His boss, Earl Zeta, stumped up to him, hands in the pockets of his khaki trousers, an Italian cigar dangling from his overgrown lips. “What say, Nick?”

“We won’t know for a couple of days,” Nick said. “They’re going to mail us the results.”

“Oh yeah, your kid.” Zeta put a dark, large paw on Nick’s shoulder. “You’re cutting the grooves too light,” he said. “I want them down into the casing. Into the damn carcass.”
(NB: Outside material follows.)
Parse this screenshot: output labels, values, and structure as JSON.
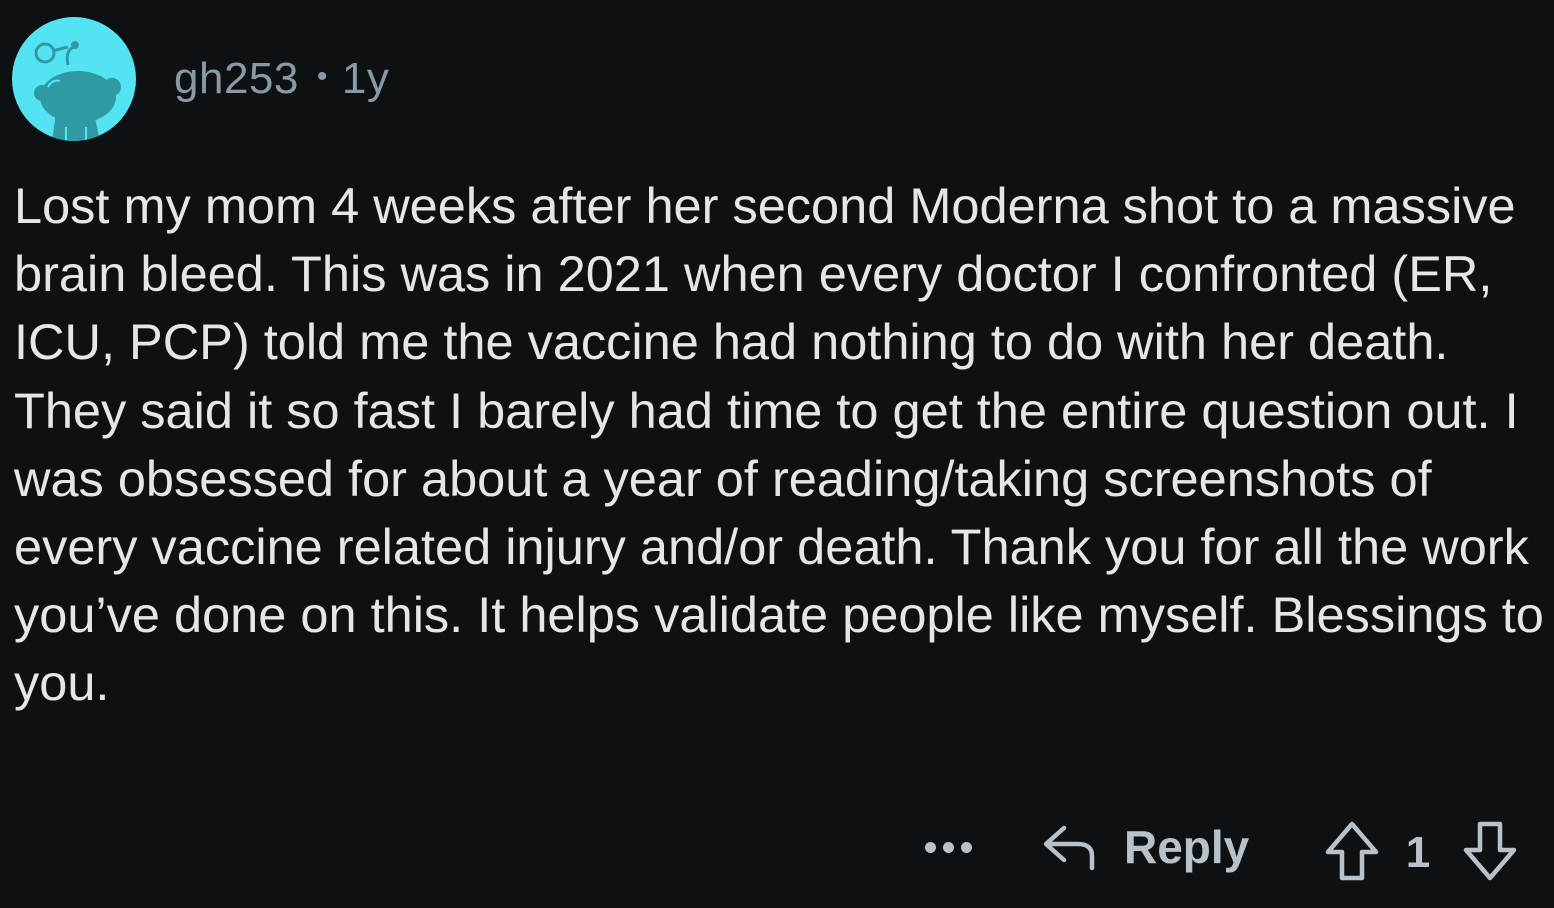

Nick, protestingly, said, “But if I go any deeper—” The tire will blow if they back over a warm match, he said to himself. It’s equal to shooting them down with a laser rifle. “Okay,” he said, the fighting strength oozing out of him; after all Earl Zeta was the boss. “I’ll go deeper,” he said, “until the iron comes out the other side.”

“You do that and you’re fired,” Zeta said.

“Your philosophy is that once they buy the squirt—”

“When their three wheels hit the public pavement,” Zeta said, “our responsibility ends. After that, whatever happens to them is their own business.”

Nick had not wanted to be a tire regroover . . . a man who took a bald tire and, with the red hot iron, carved new grooves deeper and deeper into the tire, making it look adequate. Making it look as if it had all the tread it needed. He had inherited the craft from his father, who had learned it from his own father. Down the years, father, to son; hating it as he did, Nick knew one thing: he was a superb tire regroover and always would be. Zeta was wrong; he already burned deeply enough. I’m the artist, he thought; I should decide how deep the grooves should go.